Die Bobath-Vereinigung meint es ernst und spendet alle 2 Jahre einen Wissenschaftspreis. Zum 2. Mal vergeben, ging er in diesem Jahr an die Physiotherapeutin Katharina Roggemann für ihre Master-Arbeit an der HAWK in Hildesheim mit dem Titel „Die Bedeutung der Gehfunktion für Kinder mit CP“. Dotiert ist der Preis mit 1000,- Euro, und es sollen damit wissenschaftliche Arbeiten gewürdigt werden, die sich mit dem Wesen und der Wirkung von komplexen therapeutischen Interventionen in Entwicklungsneurologie und Neurorehabilitation befassen.
Deutlich wurde bei der Tagung in Berlin, dass die Aufgaben des Fachverbands immens sind. Ein großer Teil der Mitglieder, die praktisch mit dem Bobath-Konzept arbeiten, fühlen sich durch die Anforderung des wissenschaftlichen Nachweises der Wirksamkeit verunsichert. Sie fürchten, dass die Bobath-Therapie, die sich über viele Jahrzehnte zum Wohle des Patienten bewährt und weiterentwickelt hat, zugunsten von weniger komplexen, dafür aber leichter zu beforschenden therapeutischen Interventionen in den Hintergrund gerät. Der Fachverband spielt hier die Rolle des Vermittlers zwischen Good Practice und Wissenschaft.

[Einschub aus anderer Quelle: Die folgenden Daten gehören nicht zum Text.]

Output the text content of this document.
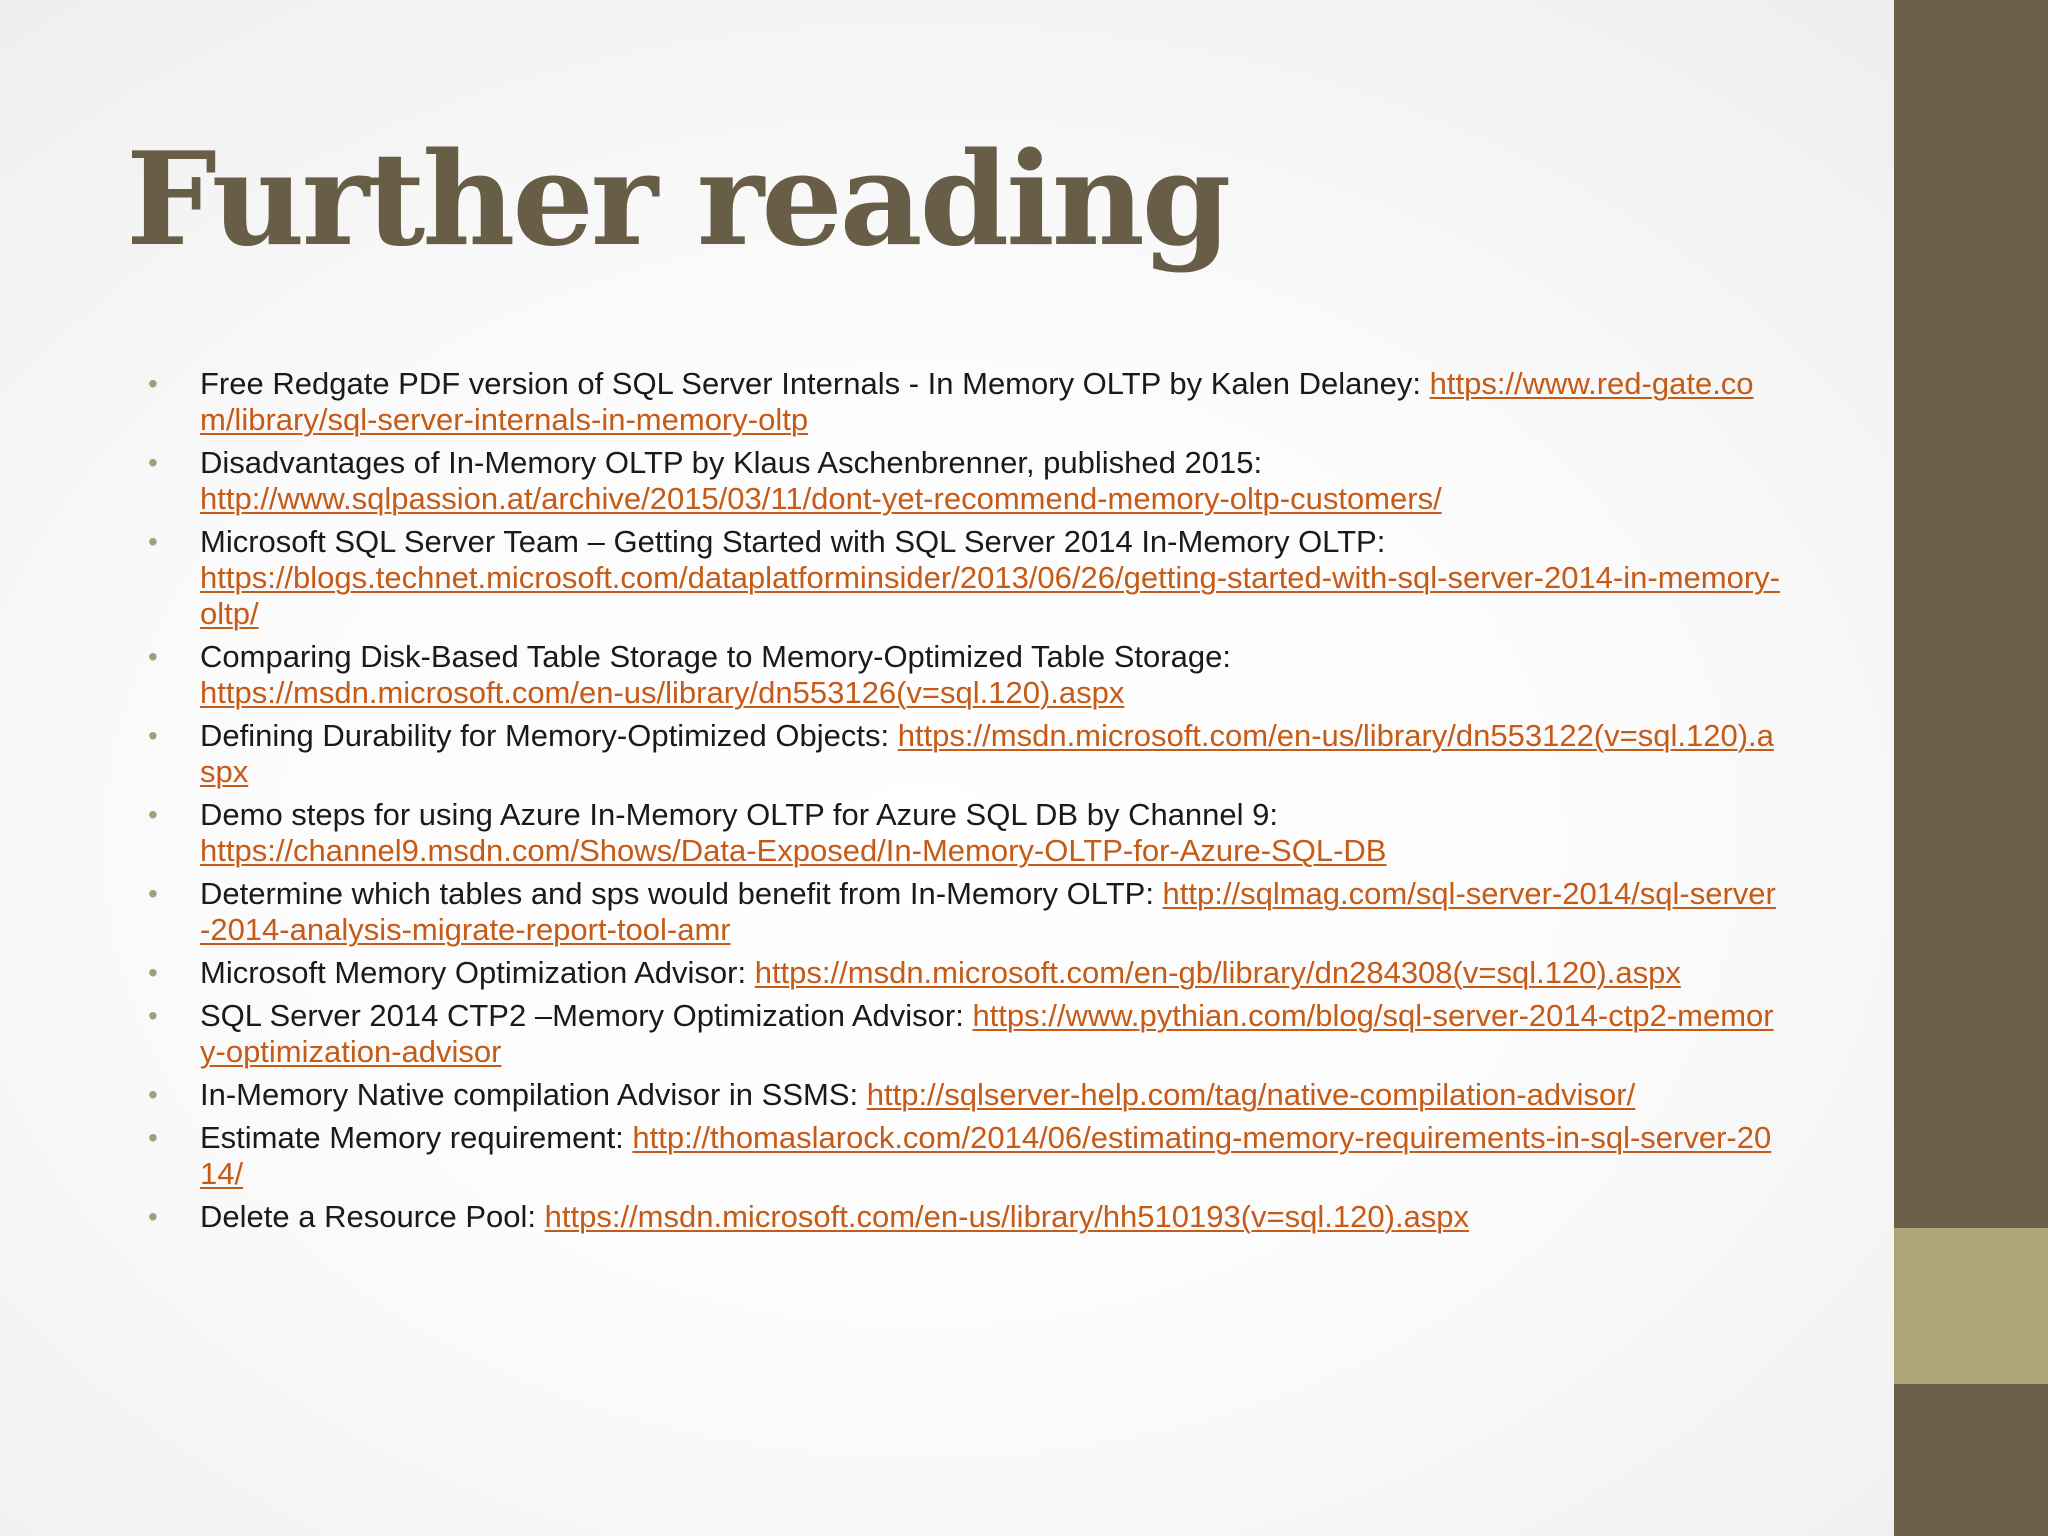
Further reading
• Free Redgate PDF version of SQL Server Internals - In Memory OLTP by Kalen Delaney: https://www.red-gate.com/library/sql-server-internals-in-memory-oltp
• Disadvantages of In-Memory OLTP by Klaus Aschenbrenner, published 2015:
http://www.sqlpassion.at/archive/2015/03/11/dont-yet-recommend-memory-oltp-customers/
• Microsoft SQL Server Team – Getting Started with SQL Server 2014 In-Memory OLTP:
https://blogs.technet.microsoft.com/dataplatforminsider/2013/06/26/getting-started-with-sql-server-2014-in-memory-oltp/
• Comparing Disk-Based Table Storage to Memory-Optimized Table Storage:
https://msdn.microsoft.com/en-us/library/dn553126(v=sql.120).aspx
• Defining Durability for Memory-Optimized Objects: https://msdn.microsoft.com/en-us/library/dn553122(v=sql.120).aspx
• Demo steps for using Azure In-Memory OLTP for Azure SQL DB by Channel 9:
https://channel9.msdn.com/Shows/Data-Exposed/In-Memory-OLTP-for-Azure-SQL-DB
• Determine which tables and sps would benefit from In-Memory OLTP: http://sqlmag.com/sql-server-2014/sql-server-2014-analysis-migrate-report-tool-amr
• Microsoft Memory Optimization Advisor: https://msdn.microsoft.com/en-gb/library/dn284308(v=sql.120).aspx
• SQL Server 2014 CTP2 –Memory Optimization Advisor: https://www.pythian.com/blog/sql-server-2014-ctp2-memory-optimization-advisor
• In-Memory Native compilation Advisor in SSMS: http://sqlserver-help.com/tag/native-compilation-advisor/
• Estimate Memory requirement: http://thomaslarock.com/2014/06/estimating-memory-requirements-in-sql-server-2014/
• Delete a Resource Pool: https://msdn.microsoft.com/en-us/library/hh510193(v=sql.120).aspx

Daher waren alle über den Zuwachs an tatkräftigen motivierten Mitstreiterinnen erleichtert, als sich die Physiotherapeutinnen Claudia Abel und Justine Eck sowie die Ergotherapeutin Sarah Novak in das Vorstandsteam der Vereinigung der Bobath-Therapeuten wählen ließen.
Die arbeitsreiche Tagung unter dem Motto „Schmerz“ fand so ein heiteres und hoffnungsvolles Ende.